Americans have planted the vine so enthusiastically that the US has overtaken Argentina in terms of total volume produced, helped by the fact that Argentina, not much of a wine exporter in the 1980s, had a national vine pull scheme.

But, in the past 25 years or so, the Argentine wine industry has woken up, become much less insular, and started to export in great quantity.

The crucial ingredient in the mix was a redrafting of the Mendoza wine map.

Since the late 1980s, vineyards have been planted at much higher altitudes, where cooler nights slow the ripening process and prolong the growing season, meaning that the resultant grapes have time to build up subtlety as well as sugar while retaining refreshing acidity.

The belief is that the clarity of light here plays a part in building up the phenolics so important to fine red wines.

Many of the best new vineyards have been planted in the Uco valley at altitudes of up to 1,700m. In Europe, 500m is regarded as the maximum altitude at which grapes can be persuaded to ripen.

Tupungato and Tunuyán are the most important departments for fine wine production in the Uco valley, with La Consulta district cool enough to have encouraged growers to plant white wine grapes as well as the finicky Pinot Noir that ripens so early it needs a particularly cool climate.

But Malbec is by far the dominant grape variety of Mendoza province. Indeed, Mendoza Malbec has played by far the biggest part in Argentina’s successful transformation into a successful wine exporter.

It produces rich, powerful wines, typically packaged in overweight bottles that satisfy marketeers if not ecologists, and conform to what has been the stereotype of a successful red wine.

Mendoza Malbec was such a hit in the US market that producers in Cahors in southwest France, home of the grape variety, started calling their grape Malbec instead of using their traditional names Cot and Auxerrois.

But the winds of change have recently been blowing through the vineyards of Mendoza, with many producers deliberately making finer, more scented reds from their signature grape variety by, among other things, picking grapes earlier and reducing the number of new oak barrels.
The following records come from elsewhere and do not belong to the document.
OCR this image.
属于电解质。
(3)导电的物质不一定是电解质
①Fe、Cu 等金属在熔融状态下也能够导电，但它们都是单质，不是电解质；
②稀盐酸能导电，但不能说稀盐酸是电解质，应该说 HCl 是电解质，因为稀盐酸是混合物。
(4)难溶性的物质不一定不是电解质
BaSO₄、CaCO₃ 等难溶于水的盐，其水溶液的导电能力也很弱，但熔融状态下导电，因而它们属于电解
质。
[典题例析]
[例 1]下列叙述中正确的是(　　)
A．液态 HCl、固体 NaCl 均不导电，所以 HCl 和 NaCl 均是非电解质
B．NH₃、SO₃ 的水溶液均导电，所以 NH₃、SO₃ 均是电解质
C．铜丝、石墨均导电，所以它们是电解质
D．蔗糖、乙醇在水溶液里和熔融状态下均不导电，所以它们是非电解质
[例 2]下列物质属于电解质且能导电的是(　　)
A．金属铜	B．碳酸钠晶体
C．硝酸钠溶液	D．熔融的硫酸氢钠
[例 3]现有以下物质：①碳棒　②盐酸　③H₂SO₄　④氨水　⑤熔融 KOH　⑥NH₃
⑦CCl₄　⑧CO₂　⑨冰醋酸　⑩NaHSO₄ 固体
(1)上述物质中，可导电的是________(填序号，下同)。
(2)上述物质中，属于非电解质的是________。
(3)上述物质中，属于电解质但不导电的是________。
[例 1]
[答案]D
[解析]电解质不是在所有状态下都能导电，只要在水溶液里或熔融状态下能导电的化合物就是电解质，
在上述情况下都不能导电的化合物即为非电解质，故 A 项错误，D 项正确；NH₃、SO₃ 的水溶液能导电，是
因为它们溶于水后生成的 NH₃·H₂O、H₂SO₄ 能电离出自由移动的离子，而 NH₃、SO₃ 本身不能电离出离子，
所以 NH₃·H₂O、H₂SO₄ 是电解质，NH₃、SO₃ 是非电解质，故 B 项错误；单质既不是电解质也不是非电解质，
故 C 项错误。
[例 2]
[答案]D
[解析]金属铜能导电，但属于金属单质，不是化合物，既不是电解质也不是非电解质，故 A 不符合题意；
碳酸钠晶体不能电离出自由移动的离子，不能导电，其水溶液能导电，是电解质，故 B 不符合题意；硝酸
There has been no shortage of outside investment in Mendoza wine.

Prominent incomers include Michel Rolland, the world’s most famous consultant winemaker who owns the Clos de los Siete winery; Diane and Hervé Joyaux Fabre of Fabre Montmayou; California’s Cuvaison; Cava giant Codorniu; and José-Manuel Ortega, a Spanish former banker whose wife also runs one of many exciting restaurants in the wine country outside the city of Mendoza.

Argentina, with its waves of immigration from France, Spain, Italy and Germany, has long benefited from its particularly diverse range of cultural influences and all of these are reflected in the increasingly wide variety of wines coming out of Mendoza.
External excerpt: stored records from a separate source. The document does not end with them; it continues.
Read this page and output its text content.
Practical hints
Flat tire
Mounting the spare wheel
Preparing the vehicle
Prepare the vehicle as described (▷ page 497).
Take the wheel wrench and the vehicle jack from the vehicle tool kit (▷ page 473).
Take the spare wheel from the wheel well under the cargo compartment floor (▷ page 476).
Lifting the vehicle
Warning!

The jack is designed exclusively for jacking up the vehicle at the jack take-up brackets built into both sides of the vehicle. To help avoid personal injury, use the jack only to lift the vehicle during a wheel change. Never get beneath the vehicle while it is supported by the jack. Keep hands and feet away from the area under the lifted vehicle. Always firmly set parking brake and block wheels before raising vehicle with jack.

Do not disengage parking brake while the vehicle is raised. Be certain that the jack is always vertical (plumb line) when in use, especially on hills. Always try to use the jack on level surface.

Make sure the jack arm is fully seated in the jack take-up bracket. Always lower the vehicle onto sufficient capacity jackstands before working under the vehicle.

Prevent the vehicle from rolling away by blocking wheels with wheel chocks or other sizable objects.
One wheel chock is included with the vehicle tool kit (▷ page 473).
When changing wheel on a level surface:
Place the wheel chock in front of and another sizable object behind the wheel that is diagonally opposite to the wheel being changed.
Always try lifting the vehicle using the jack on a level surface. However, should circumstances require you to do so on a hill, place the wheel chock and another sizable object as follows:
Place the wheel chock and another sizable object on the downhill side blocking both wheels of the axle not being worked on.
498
Rather unexpectedly, Mendoza turns out to be the source of some particularly fine, distinctive Chardonnay, a grape that seems to thrive in the relatively long hours of Mendoza sunshine.

Torrontés, the Argentine speciality white grape, also thrives there, as does Pinot Gris and even Friulano, as well as, from the highest vineyards, Sauvignon Blanc.

Mendoza is no longer a one-grape wonder, even if hail remains the bane of every vine grower’s spring and summer.